Level 5: Continuous Autonomous Operations
The SOC operates as a primarily automated system with human oversight. Analysts focus on threat hunting, detection engineering, and strategic improvement rather than alert triage and incident response. This level requires extremely high-fidelity detection to avoid automated actions against false positives.
Most organisations should aim to reach Level 3 or 4 within 12 to 18 months of beginning their automation journey. Level 5 remains aspirational for most and requires both exceptional detection fidelity and organisational trust in the automation system.
Getting Started
The path to effective SOC automation begins with three concrete steps:
- Measure your current state: Establish baseline metrics for MTTD, MTTR, alert volume, and analyst time per incident. You cannot demonstrate improvement without a starting point.

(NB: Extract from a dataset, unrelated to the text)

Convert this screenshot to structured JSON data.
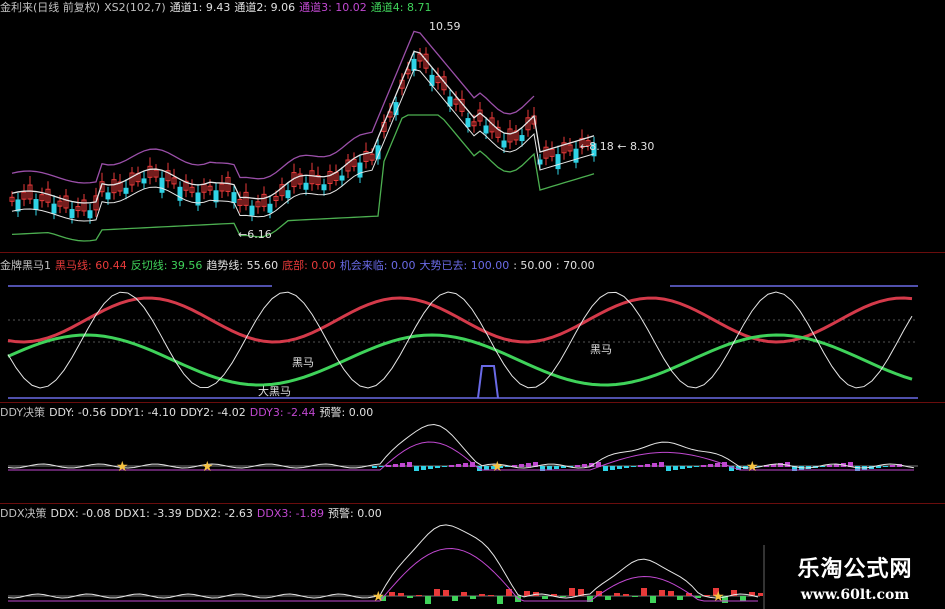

- Identify your highest-ROI automation candidate: Review your alert data to find the single alert category that consumes the most analyst time and follows the most predictable triage process. Automate that one scenario first.
- Choose the right automation approach: If your security stack is consolidated on a single platform like SenseOn, native automation will deliver the fastest time to value. If you operate a heterogeneous tool environment, a SOAR platform may be the better starting point.
SOC automation is not about replacing analysts; it is about freeing them to do the work that only humans can do. The organisations that automate effectively will not only improve their security outcomes but will also retain their talent by eliminating the drudgery that drives analyst burnout.